Recent studies suggest that monkeys are able to learn nonhierarchical rule-based sequences (B. Wilson et al., 2015; B. Wilson et al., 2013). This ability has been interpreted as a phylogenetic precursor of processing hierarchical sequences. Similar precursors of processing hierarchical sequences have also been observed in infants (Friederici, Mueller, & Oberecker, 2011; Mueller, Friederici, & Männel, 2012). Both monkeys and human infants are equipped with weak dorsal connections between BA 44 and the temporal cortex. This renders the possibility that both human infants and nonhuman primates show a similar ability in processing rule-based sequences.

Infants have been shown to learn rule-based sequences (Saffran, Aslin, & Newport, 1996) and the rule-based dependency of nonadjacent elements in an auditory sequence (Gómez & Maye, 2005; Mueller et al., 2012) with ease. Such nonadjacent dependencies in auditory sequences in their simplest form are AxB structures in which A and B are constant syllables and the x syllable varies (e.g., as in syllable sequences le no bu, le gu bu). The ability to learn such nonadjacent dependencies is taken to be a precursor to learn syntactic dependencies in a natural language. An electrophysiological (EEG) study with 3-month-old infants revealed that violations in AxB sequences were reflected in a mismatch negativity (Mueller et al., 2012). Violations were either acoustic (pitch violation) or rule based (violation of a syllable sequence, AxC instead of AxB). Interestingly, the event-related brain potential (ERP) response in the acoustic pitch-related condition was predictive for the rule-based syllable condition, suggesting a correlation between the ability to detect acoustic violations and the ability to detect violation in rule-based syllable sequences.
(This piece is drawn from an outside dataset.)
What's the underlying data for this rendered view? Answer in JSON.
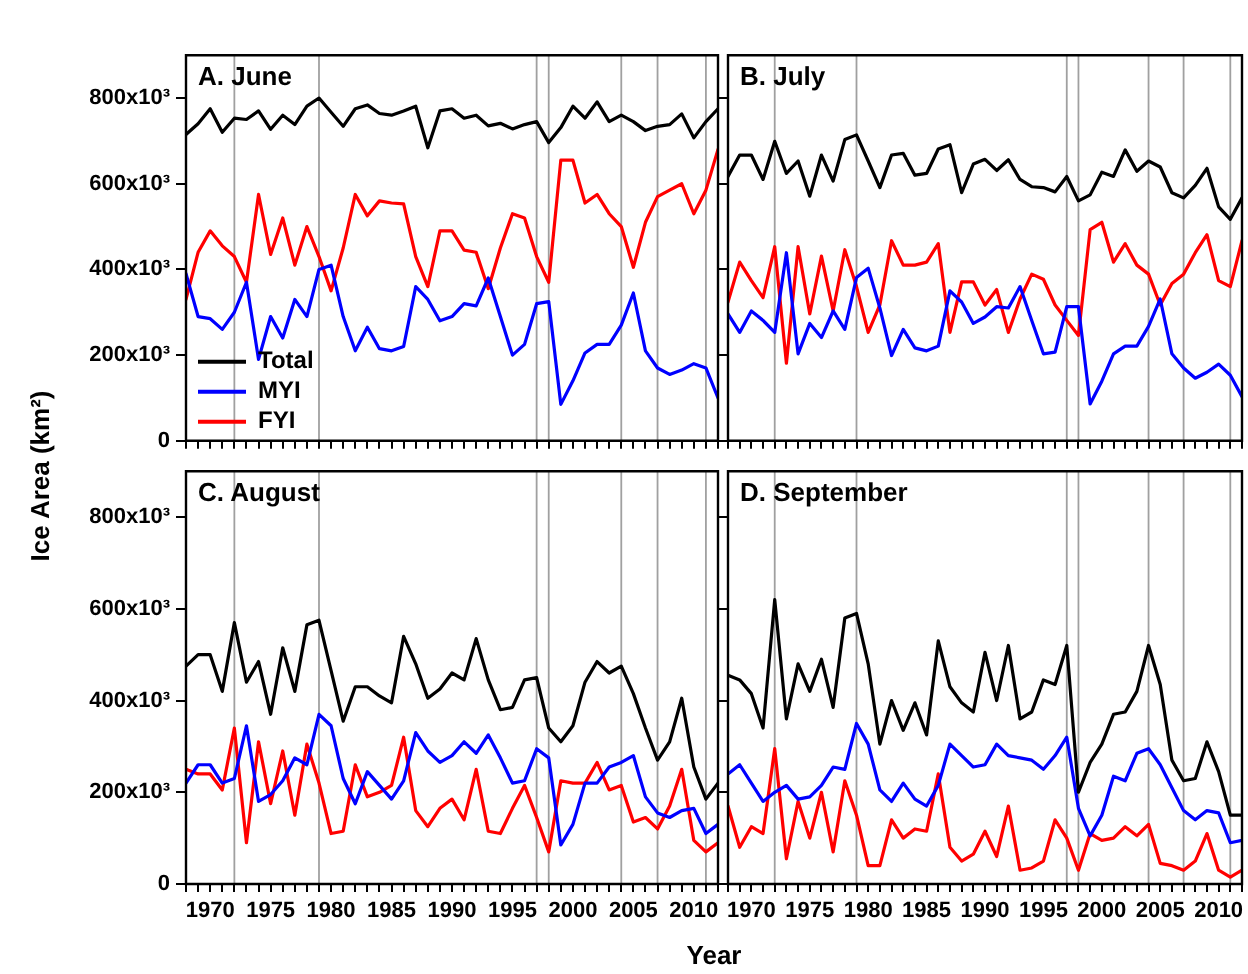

To see to what extent human infants and nonhuman primates show similar sequence processing abilities, a recent EEG study with macaques (Milne et al., 2016) used the very same stimulus material as those used by Mueller et al. (2012) with human infants and adults. The ERP results of the monkeys revealed an ERP pattern similar to those of human infants, but different to those of human adults. These data provide support for the view that monkeys’ processing abilities for rule-based sequences are comparable to those of human infants. This goes together with a structurally comparable maturational and evolutionary status of the dorsal fiber tract connecting BA 44 and posterior temporal cortex.

Conclusion

The data discussed lead to the tentative conclusion that the neural circuit, consisting of BA 44 and the posterior superior temporal cortex connected via a dorsally located fiber tract, may be seen as a crucial evolutionary advancement toward the unique human faculty of language.